For paintings or drawings, use terms like impressionism, modern art, or cubism to describe the style. You can say the names of artists, but morally, this is a grey area. If you name an artist, you’re basically replacing that person with a computer, which could be against their copyright. Image generation is still being looked at to see if it is legal.
If you’re having trouble with generated fingers, try adding a semicolon and asking for fingers that are natural, proportional, and not distorted. The AI can usually understand what you say, but it doesn’t know enough about the real world. You can tell it what to do like you would with an artist, but you still need to explain things that a person would understand right away.
Bing Chat and Bing Image Creator Combined
Use Bing Chat for the easiest way to make a good image prompt. Ask it to write an idea for a picture or drawing, then copy and paste it into Bing Image Creator.
Most of the time, the result will be better than if you just gave a short, simple description on your own. You can also use the prompt from Bing Chat as a starting point for your own, more personalised version, changing any parts that don’t fit your idea of the picture you want.
You might get too long suggestions from Bing Chat. The most important information is usually at the beginning of a prompt, so it might still work even if the end is cut off.
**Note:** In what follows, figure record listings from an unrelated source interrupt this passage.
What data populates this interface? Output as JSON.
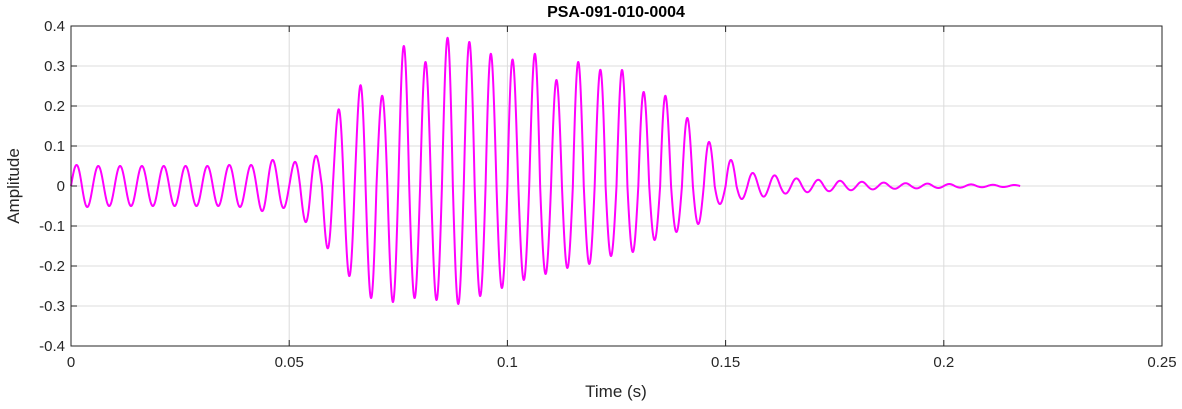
{
  "chart_data": {
    "type": "line",
    "title": "PSA-091-010-0004",
    "xlabel": "Time (s)",
    "ylabel": "Amplitude",
    "xlim": [
      0,
      0.25
    ],
    "ylim": [
      -0.4,
      0.4
    ],
    "x_ticks": [
      0,
      0.05,
      0.1,
      0.15,
      0.2,
      0.25
    ],
    "x_tick_labels": [
      "0",
      "0.05",
      "0.1",
      "0.15",
      "0.2",
      "0.25"
    ],
    "y_ticks": [
      0.4,
      0.3,
      0.2,
      0.1,
      0,
      -0.1,
      -0.2,
      -0.3,
      -0.4
    ],
    "y_tick_labels": [
      "0.4",
      "0.3",
      "0.2",
      "0.1",
      "0",
      "-0.1",
      "-0.2",
      "-0.3",
      "-0.4"
    ],
    "grid": true,
    "legend": "none",
    "series": [
      {
        "color": "#ff00ff",
        "x": [
          0,
          0.0025,
          0.005,
          0.0075,
          0.01,
          0.0125,
          0.015,
          0.0175,
          0.02,
          0.0225,
          0.025,
          0.0275,
          0.03,
          0.0325,
          0.035,
          0.0375,
          0.04,
          0.0425,
          0.045,
          0.0475,
          0.05,
          0.0525,
          0.055,
          0.0575,
          0.06,
          0.0625,
          0.065,
          0.0675,
          0.07,
          0.0725,
          0.075,
          0.0775,
          0.08,
          0.0825,
          0.085,
          0.0875,
          0.09,
          0.0925,
          0.095,
          0.0975,
          0.1,
          0.1025,
          0.105,
          0.1075,
          0.11,
          0.1125,
          0.115,
          0.1175,
          0.12,
          0.1225,
          0.125,
          0.1275,
          0.13,
          0.1325,
          0.135,
          0.1375,
          0.14,
          0.1425,
          0.145,
          0.1475,
          0.15,
          0.1525,
          0.155,
          0.1575,
          0.16,
          0.1625,
          0.165,
          0.1675,
          0.17,
          0.1725,
          0.175,
          0.1775,
          0.18,
          0.1825,
          0.185,
          0.1875,
          0.19,
          0.1925,
          0.195,
          0.1975,
          0.2,
          0.2025,
          0.205,
          0.2075,
          0.21,
          0.2125,
          0.215,
          0.2175
        ],
        "upper": [
          0.05,
          0.055,
          0.05,
          0.05,
          0.05,
          0.05,
          0.05,
          0.05,
          0.05,
          0.05,
          0.05,
          0.05,
          0.05,
          0.05,
          0.05,
          0.055,
          0.05,
          0.055,
          0.07,
          0.06,
          0.05,
          0.07,
          0.09,
          0.06,
          0.15,
          0.23,
          0.2,
          0.3,
          0.2,
          0.25,
          0.34,
          0.36,
          0.32,
          0.3,
          0.34,
          0.4,
          0.34,
          0.38,
          0.36,
          0.3,
          0.36,
          0.27,
          0.3,
          0.36,
          0.27,
          0.26,
          0.32,
          0.3,
          0.26,
          0.32,
          0.28,
          0.3,
          0.25,
          0.22,
          0.25,
          0.2,
          0.18,
          0.16,
          0.12,
          0.1,
          0.07,
          0.06,
          0.035,
          0.03,
          0.028,
          0.025,
          0.02,
          0.018,
          0.016,
          0.015,
          0.014,
          0.012,
          0.011,
          0.01,
          0.009,
          0.008,
          0.007,
          0.007,
          0.006,
          0.006,
          0.005,
          0.005,
          0.004,
          0.004,
          0.003,
          0.003,
          0.003,
          0.002
        ],
        "lower": [
          -0.05,
          -0.055,
          -0.05,
          -0.05,
          -0.05,
          -0.05,
          -0.05,
          -0.05,
          -0.05,
          -0.05,
          -0.05,
          -0.05,
          -0.05,
          -0.05,
          -0.05,
          -0.055,
          -0.05,
          -0.055,
          -0.07,
          -0.06,
          -0.05,
          -0.08,
          -0.1,
          -0.13,
          -0.18,
          -0.21,
          -0.24,
          -0.27,
          -0.29,
          -0.28,
          -0.3,
          -0.29,
          -0.27,
          -0.28,
          -0.29,
          -0.3,
          -0.29,
          -0.27,
          -0.28,
          -0.26,
          -0.25,
          -0.23,
          -0.24,
          -0.22,
          -0.22,
          -0.21,
          -0.2,
          -0.19,
          -0.2,
          -0.18,
          -0.17,
          -0.17,
          -0.16,
          -0.14,
          -0.13,
          -0.12,
          -0.11,
          -0.1,
          -0.09,
          -0.05,
          -0.04,
          -0.035,
          -0.03,
          -0.028,
          -0.025,
          -0.02,
          -0.018,
          -0.016,
          -0.015,
          -0.014,
          -0.012,
          -0.011,
          -0.01,
          -0.009,
          -0.008,
          -0.007,
          -0.007,
          -0.006,
          -0.006,
          -0.005,
          -0.005,
          -0.004,
          -0.004,
          -0.003,
          -0.003,
          -0.003,
          -0.002,
          -0.002
        ]
      }
    ]
  }
}
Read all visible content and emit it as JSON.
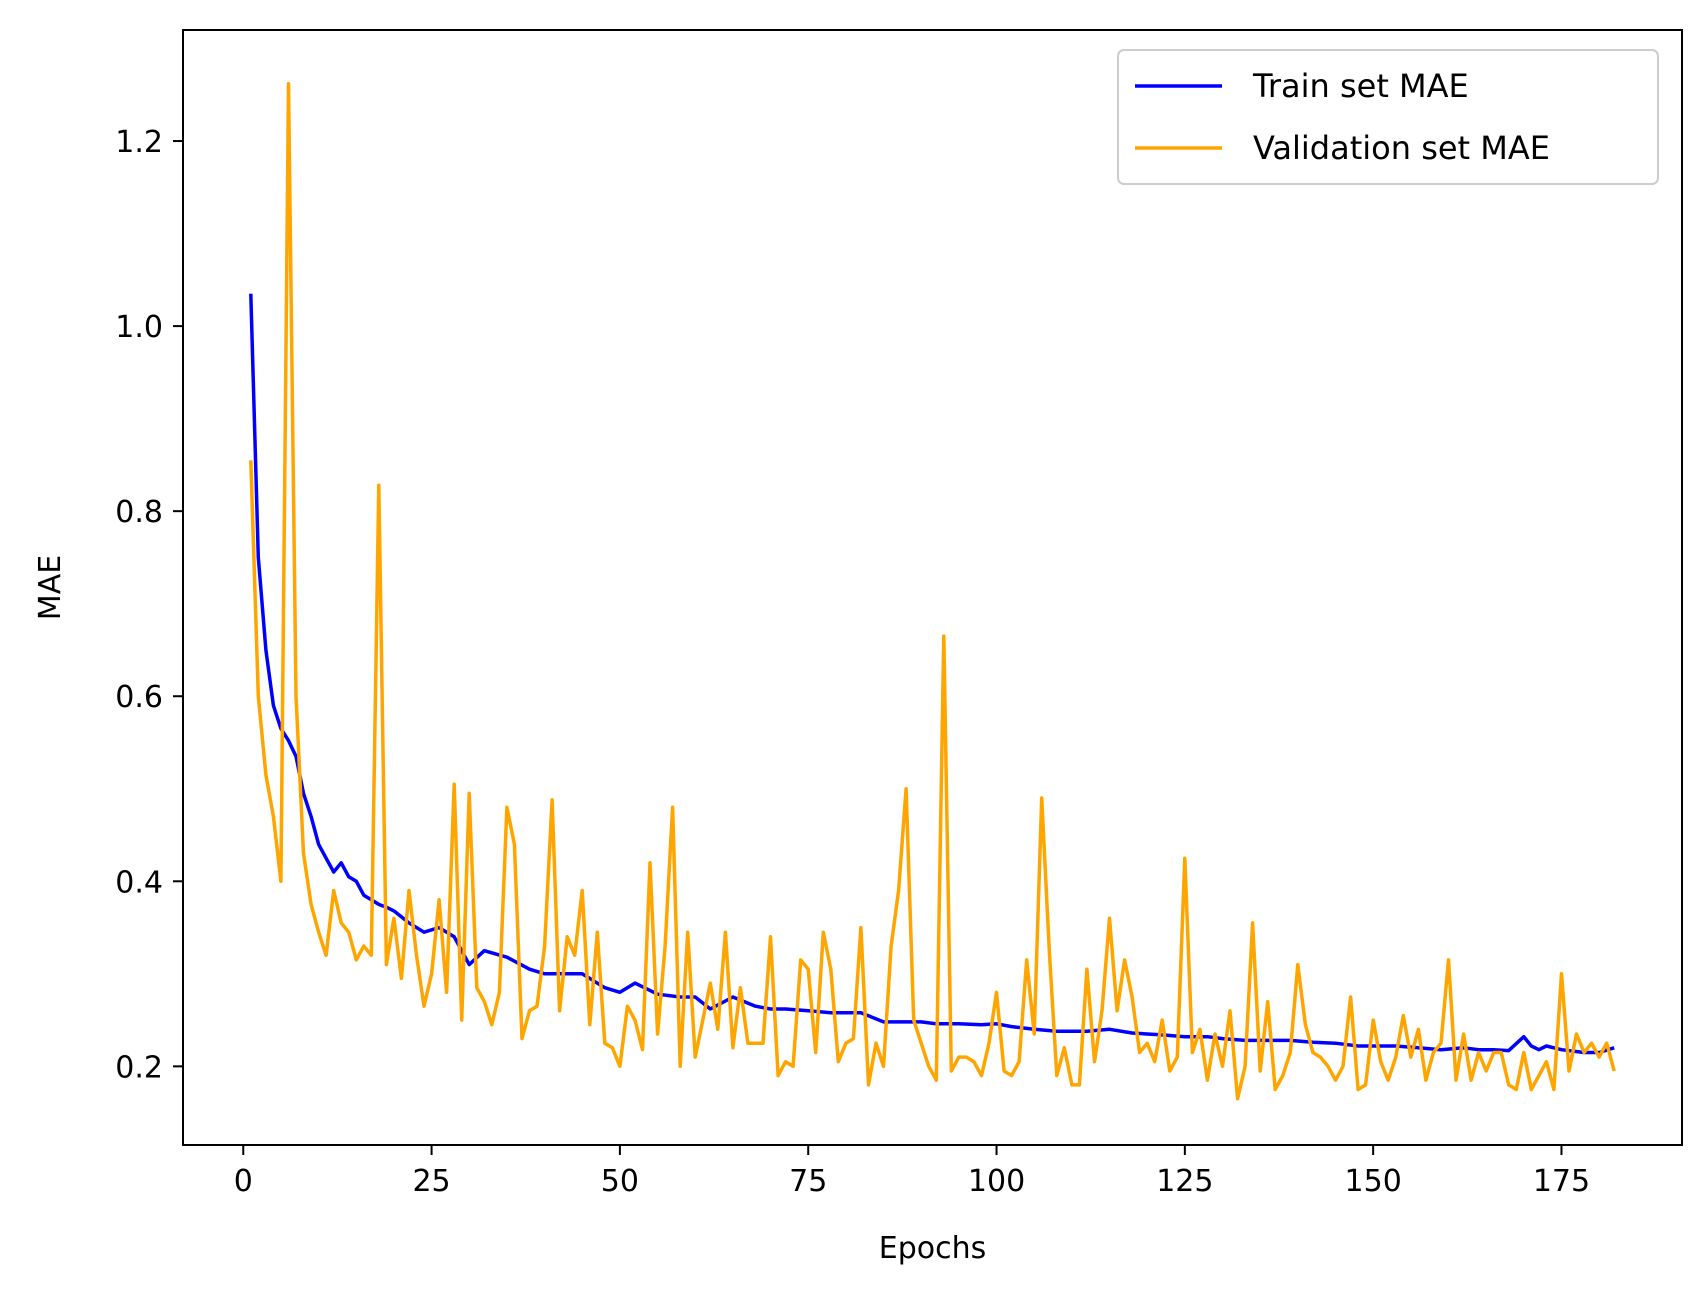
{
  "chart_data": {
    "type": "line",
    "title": "",
    "xlabel": "Epochs",
    "ylabel": "MAE",
    "xlim": [
      -8,
      191
    ],
    "ylim": [
      0.115,
      1.32
    ],
    "xticks": [
      0,
      25,
      50,
      75,
      100,
      125,
      150,
      175
    ],
    "yticks": [
      0.2,
      0.4,
      0.6,
      0.8,
      1.0,
      1.2
    ],
    "ytick_labels": [
      "0.2",
      "0.4",
      "0.6",
      "0.8",
      "1.0",
      "1.2"
    ],
    "grid": false,
    "legend_position": "top-right",
    "series": [
      {
        "name": "Train set MAE",
        "color": "#0000ff",
        "x": [
          1,
          2,
          3,
          4,
          5,
          6,
          7,
          8,
          9,
          10,
          11,
          12,
          13,
          14,
          15,
          16,
          17,
          18,
          19,
          20,
          22,
          24,
          26,
          28,
          30,
          32,
          35,
          38,
          40,
          42,
          45,
          48,
          50,
          52,
          55,
          58,
          60,
          62,
          65,
          68,
          70,
          72,
          75,
          78,
          80,
          82,
          85,
          88,
          90,
          92,
          95,
          98,
          100,
          102,
          105,
          108,
          110,
          112,
          115,
          118,
          120,
          122,
          125,
          128,
          130,
          133,
          136,
          139,
          142,
          145,
          148,
          150,
          153,
          156,
          159,
          162,
          164,
          166,
          168,
          170,
          171,
          172,
          173,
          175,
          178,
          180,
          182
        ],
        "y": [
          1.035,
          0.75,
          0.65,
          0.59,
          0.565,
          0.552,
          0.535,
          0.495,
          0.47,
          0.44,
          0.425,
          0.41,
          0.42,
          0.405,
          0.4,
          0.385,
          0.38,
          0.375,
          0.372,
          0.368,
          0.355,
          0.345,
          0.35,
          0.34,
          0.31,
          0.325,
          0.318,
          0.305,
          0.3,
          0.3,
          0.3,
          0.285,
          0.28,
          0.29,
          0.278,
          0.275,
          0.275,
          0.262,
          0.275,
          0.265,
          0.262,
          0.262,
          0.26,
          0.258,
          0.258,
          0.258,
          0.248,
          0.248,
          0.248,
          0.246,
          0.246,
          0.245,
          0.246,
          0.243,
          0.24,
          0.238,
          0.238,
          0.238,
          0.24,
          0.236,
          0.235,
          0.234,
          0.232,
          0.232,
          0.23,
          0.228,
          0.228,
          0.228,
          0.226,
          0.225,
          0.222,
          0.222,
          0.222,
          0.22,
          0.218,
          0.22,
          0.218,
          0.218,
          0.217,
          0.232,
          0.222,
          0.218,
          0.222,
          0.218,
          0.215,
          0.215,
          0.22
        ]
      },
      {
        "name": "Validation set MAE",
        "color": "#ffa500",
        "x": [
          1,
          2,
          3,
          4,
          5,
          6,
          7,
          8,
          9,
          10,
          11,
          12,
          13,
          14,
          15,
          16,
          17,
          18,
          19,
          20,
          21,
          22,
          23,
          24,
          25,
          26,
          27,
          28,
          29,
          30,
          31,
          32,
          33,
          34,
          35,
          36,
          37,
          38,
          39,
          40,
          41,
          42,
          43,
          44,
          45,
          46,
          47,
          48,
          49,
          50,
          51,
          52,
          53,
          54,
          55,
          56,
          57,
          58,
          59,
          60,
          61,
          62,
          63,
          64,
          65,
          66,
          67,
          68,
          69,
          70,
          71,
          72,
          73,
          74,
          75,
          76,
          77,
          78,
          79,
          80,
          81,
          82,
          83,
          84,
          85,
          86,
          87,
          88,
          89,
          90,
          91,
          92,
          93,
          94,
          95,
          96,
          97,
          98,
          99,
          100,
          101,
          102,
          103,
          104,
          105,
          106,
          107,
          108,
          109,
          110,
          111,
          112,
          113,
          114,
          115,
          116,
          117,
          118,
          119,
          120,
          121,
          122,
          123,
          124,
          125,
          126,
          127,
          128,
          129,
          130,
          131,
          132,
          133,
          134,
          135,
          136,
          137,
          138,
          139,
          140,
          141,
          142,
          143,
          144,
          145,
          146,
          147,
          148,
          149,
          150,
          151,
          152,
          153,
          154,
          155,
          156,
          157,
          158,
          159,
          160,
          161,
          162,
          163,
          164,
          165,
          166,
          167,
          168,
          169,
          170,
          171,
          172,
          173,
          174,
          175,
          176,
          177,
          178,
          179,
          180,
          181,
          182
        ],
        "y": [
          0.855,
          0.6,
          0.515,
          0.47,
          0.4,
          1.262,
          0.6,
          0.43,
          0.375,
          0.345,
          0.32,
          0.39,
          0.355,
          0.345,
          0.315,
          0.33,
          0.32,
          0.828,
          0.31,
          0.36,
          0.295,
          0.39,
          0.32,
          0.265,
          0.3,
          0.38,
          0.28,
          0.505,
          0.25,
          0.495,
          0.285,
          0.27,
          0.245,
          0.28,
          0.48,
          0.44,
          0.23,
          0.26,
          0.265,
          0.33,
          0.488,
          0.26,
          0.34,
          0.32,
          0.39,
          0.245,
          0.345,
          0.225,
          0.22,
          0.2,
          0.265,
          0.25,
          0.218,
          0.42,
          0.235,
          0.33,
          0.48,
          0.2,
          0.345,
          0.21,
          0.25,
          0.29,
          0.24,
          0.345,
          0.22,
          0.285,
          0.225,
          0.225,
          0.225,
          0.34,
          0.19,
          0.205,
          0.2,
          0.315,
          0.305,
          0.215,
          0.345,
          0.305,
          0.205,
          0.225,
          0.23,
          0.35,
          0.18,
          0.225,
          0.2,
          0.33,
          0.39,
          0.5,
          0.25,
          0.225,
          0.2,
          0.185,
          0.665,
          0.195,
          0.21,
          0.21,
          0.205,
          0.19,
          0.225,
          0.28,
          0.195,
          0.19,
          0.205,
          0.315,
          0.235,
          0.49,
          0.325,
          0.19,
          0.22,
          0.18,
          0.18,
          0.305,
          0.205,
          0.26,
          0.36,
          0.26,
          0.315,
          0.275,
          0.215,
          0.225,
          0.205,
          0.25,
          0.195,
          0.21,
          0.425,
          0.215,
          0.24,
          0.185,
          0.235,
          0.2,
          0.26,
          0.165,
          0.2,
          0.355,
          0.195,
          0.27,
          0.175,
          0.19,
          0.215,
          0.31,
          0.245,
          0.215,
          0.21,
          0.2,
          0.185,
          0.2,
          0.275,
          0.175,
          0.18,
          0.25,
          0.205,
          0.185,
          0.21,
          0.255,
          0.21,
          0.24,
          0.185,
          0.215,
          0.225,
          0.315,
          0.185,
          0.235,
          0.185,
          0.215,
          0.195,
          0.215,
          0.215,
          0.18,
          0.175,
          0.215,
          0.175,
          0.19,
          0.205,
          0.175,
          0.3,
          0.195,
          0.235,
          0.215,
          0.225,
          0.21,
          0.225,
          0.195
        ]
      }
    ]
  }
}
In some situations, the prompt that is made won’t work. I asked the Bing Chat to draw me a pirate, and it gave me a description with a skull and crossbones. This symbol, called a “Jolly Roger,” is often seen on a pirate flag.
When Bing Image Creator said the prompt was inappropriate, I just asked Bing Chat to change it so it wouldn’t cause a content warning. This question was good.
Where to Use Bing Image Creator Pictures
Like all AI image and text generators, Bing Image Creator is a powerful tool that can change how we do research, learn, write, and show both written and visual ideas. AI isn’t the one who makes things, it gets its ideas from what people come up with.
When you use Bing Image Creator, don’t forget about the people who made it possible. Photographers and artists helped make this possible, and we need to keep supporting their creative spirit, even if we use AI to make images.
Just like you might use photos as references and art to get ideas, the results from Bing Image Creator can help you get past a tough creative block. Even if it’s not useful, the AI will give you something interesting. That might be enough for you to start making your own thing.
For editorial content, Bing Image Creator can make images that show a concept that can’t be captured in a photo or that put together things that don’t usually go together.